There may be times when you need to fully replicate a table (or tables) that usually update incrementally. If, for example, you add a new column and want to backfill data for already-replicated rows, forcing a full re-sync of the table will populate the column for existing rows and replicate new records. You can do this by resetting Replication Keys.
Important: Before resetting Replication Keys:
Note that this process:
- Will delete and re-create your destination tables with a full re-replication of your source data.
- Will lead to increased row counts which will count towards your limit.
- Cannot be interrupted or reversed once confirmed.
If you have questions or concerns about resetting Replication Keys, we encourage you to reach out to support before proceeding.
Resetting Database Integration Replication Keys
Replication Keys in database integrations can be reset at the integration or the table level.
- At the integration level, the reset will clear the replication key value for ALL tables AND queue a full re-sync for all tables in the integration.

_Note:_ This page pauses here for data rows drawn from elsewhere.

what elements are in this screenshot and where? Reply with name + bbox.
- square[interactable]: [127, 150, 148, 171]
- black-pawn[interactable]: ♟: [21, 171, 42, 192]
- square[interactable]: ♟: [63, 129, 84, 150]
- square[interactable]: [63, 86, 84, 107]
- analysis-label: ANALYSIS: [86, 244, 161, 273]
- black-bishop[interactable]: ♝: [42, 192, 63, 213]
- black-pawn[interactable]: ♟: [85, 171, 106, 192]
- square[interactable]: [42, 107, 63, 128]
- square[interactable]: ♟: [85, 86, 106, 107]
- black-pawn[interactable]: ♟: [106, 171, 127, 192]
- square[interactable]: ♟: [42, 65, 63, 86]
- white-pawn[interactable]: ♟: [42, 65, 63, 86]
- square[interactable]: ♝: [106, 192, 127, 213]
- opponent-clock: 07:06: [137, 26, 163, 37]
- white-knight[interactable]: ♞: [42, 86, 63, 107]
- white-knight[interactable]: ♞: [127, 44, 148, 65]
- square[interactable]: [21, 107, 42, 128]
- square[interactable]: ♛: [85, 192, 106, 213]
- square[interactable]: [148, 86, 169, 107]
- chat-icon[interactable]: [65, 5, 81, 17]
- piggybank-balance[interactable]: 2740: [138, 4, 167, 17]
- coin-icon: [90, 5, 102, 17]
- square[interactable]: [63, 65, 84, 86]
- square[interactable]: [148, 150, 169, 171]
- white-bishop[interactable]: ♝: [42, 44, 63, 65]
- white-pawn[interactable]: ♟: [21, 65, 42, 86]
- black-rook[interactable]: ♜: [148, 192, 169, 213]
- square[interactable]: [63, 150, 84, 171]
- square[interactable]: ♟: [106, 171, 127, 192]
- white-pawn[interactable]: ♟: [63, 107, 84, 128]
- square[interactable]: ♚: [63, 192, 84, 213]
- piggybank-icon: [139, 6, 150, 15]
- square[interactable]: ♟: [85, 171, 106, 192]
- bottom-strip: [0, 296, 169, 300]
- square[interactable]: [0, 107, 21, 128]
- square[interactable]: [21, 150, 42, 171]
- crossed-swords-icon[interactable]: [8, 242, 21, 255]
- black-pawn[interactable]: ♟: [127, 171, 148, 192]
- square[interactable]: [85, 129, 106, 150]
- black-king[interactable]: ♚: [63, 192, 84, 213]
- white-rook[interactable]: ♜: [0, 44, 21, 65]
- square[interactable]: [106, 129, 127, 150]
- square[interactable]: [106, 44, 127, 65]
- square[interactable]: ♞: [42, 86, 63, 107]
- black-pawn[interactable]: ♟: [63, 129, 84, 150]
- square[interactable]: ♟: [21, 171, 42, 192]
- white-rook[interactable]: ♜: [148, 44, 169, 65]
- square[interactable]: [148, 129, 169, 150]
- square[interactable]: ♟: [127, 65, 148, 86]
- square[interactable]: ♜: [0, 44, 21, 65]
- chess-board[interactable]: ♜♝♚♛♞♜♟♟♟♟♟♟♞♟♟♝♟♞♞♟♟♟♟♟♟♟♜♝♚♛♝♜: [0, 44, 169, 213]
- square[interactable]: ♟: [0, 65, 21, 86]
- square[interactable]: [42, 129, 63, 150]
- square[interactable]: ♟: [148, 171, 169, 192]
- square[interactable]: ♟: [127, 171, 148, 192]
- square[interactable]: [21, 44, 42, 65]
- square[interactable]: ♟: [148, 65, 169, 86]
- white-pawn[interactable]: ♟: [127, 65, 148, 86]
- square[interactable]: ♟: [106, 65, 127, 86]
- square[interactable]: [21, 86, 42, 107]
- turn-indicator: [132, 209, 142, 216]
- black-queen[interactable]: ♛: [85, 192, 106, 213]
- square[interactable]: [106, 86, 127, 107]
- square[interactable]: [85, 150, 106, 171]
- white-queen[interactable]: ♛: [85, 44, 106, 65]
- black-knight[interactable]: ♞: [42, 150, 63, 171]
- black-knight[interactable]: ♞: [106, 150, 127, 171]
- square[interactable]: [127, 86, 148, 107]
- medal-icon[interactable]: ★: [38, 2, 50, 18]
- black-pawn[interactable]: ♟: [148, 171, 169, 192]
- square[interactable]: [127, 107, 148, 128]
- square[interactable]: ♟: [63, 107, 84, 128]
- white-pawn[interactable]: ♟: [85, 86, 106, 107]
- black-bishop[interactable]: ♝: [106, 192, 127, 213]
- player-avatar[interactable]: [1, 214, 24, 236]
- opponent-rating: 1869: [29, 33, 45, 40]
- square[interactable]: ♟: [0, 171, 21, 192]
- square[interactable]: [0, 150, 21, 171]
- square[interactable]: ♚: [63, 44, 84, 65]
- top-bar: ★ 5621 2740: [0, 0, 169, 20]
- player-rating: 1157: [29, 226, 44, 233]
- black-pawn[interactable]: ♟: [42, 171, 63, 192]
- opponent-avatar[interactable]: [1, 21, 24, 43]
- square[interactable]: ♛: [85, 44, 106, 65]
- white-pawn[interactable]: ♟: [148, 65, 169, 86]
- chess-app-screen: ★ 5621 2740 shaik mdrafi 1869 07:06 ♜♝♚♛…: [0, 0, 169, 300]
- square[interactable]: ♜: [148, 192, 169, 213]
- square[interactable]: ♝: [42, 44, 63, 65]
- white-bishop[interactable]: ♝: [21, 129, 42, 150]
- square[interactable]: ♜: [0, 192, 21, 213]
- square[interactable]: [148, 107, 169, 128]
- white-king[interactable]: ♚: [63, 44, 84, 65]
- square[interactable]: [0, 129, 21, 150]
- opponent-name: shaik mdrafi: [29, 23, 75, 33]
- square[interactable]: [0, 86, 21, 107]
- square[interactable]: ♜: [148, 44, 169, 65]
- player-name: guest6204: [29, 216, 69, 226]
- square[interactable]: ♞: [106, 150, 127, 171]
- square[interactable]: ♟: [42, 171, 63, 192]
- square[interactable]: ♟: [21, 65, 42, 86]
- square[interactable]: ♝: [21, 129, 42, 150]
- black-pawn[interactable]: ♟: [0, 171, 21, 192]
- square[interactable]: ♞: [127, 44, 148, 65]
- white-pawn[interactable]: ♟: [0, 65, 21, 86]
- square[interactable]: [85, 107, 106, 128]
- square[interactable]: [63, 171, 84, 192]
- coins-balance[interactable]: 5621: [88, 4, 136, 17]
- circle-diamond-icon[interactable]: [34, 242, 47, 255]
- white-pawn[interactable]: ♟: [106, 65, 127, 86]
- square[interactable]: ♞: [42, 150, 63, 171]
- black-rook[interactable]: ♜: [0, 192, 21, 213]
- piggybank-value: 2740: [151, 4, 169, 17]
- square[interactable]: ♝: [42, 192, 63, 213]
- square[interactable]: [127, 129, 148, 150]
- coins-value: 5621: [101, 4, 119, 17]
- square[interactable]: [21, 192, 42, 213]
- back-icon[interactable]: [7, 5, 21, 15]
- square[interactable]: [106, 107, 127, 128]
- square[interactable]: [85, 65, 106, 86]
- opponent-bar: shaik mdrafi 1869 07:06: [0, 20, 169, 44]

- At the table level, the reset will clear the replication key value AND queue a full re-sync for that table only.
To reset Replication Keys, do the following:
Click into the integration from the Stitch Dashboard page.
- To reset the entire integration: Click the Settings link and skip to step 3.
- To reset a table: Locate the table you want and click into it. Click the Table Settings link, located near the top right corner, and proceed to step 3.
- Scroll down to the Reset Replication Keys section.
- Click the Reset Keys button.
- When prompted, click OK to confirm.
- A Success! message will display at the top of the page.
At this point, a full re-sync of the integration will be queued. Note that if there is a large volume of data to be replicated, it may take some time before you see the changes in your data warehouse.
Resetting SaaS Integration Replication Keys
Resetting the Replication Keys for a SaaS integration is done by changing the Historical Sync date in the Integration Settings page. When this date is changed, all saved values will be overwritten AND a full re-sync of the integration will be queued.
This feature may not be available for some integrations. Because this approach uses date-based replication, some integrations may be incompatible. For example: Pardot doesn’t support date-based replication, meaning this feature will not be available for Pardot connections.
Changing the Historical Sync date has its own set of considerations and gotchas. Please refer to the Syncing Historical SaaS Data guide for more info.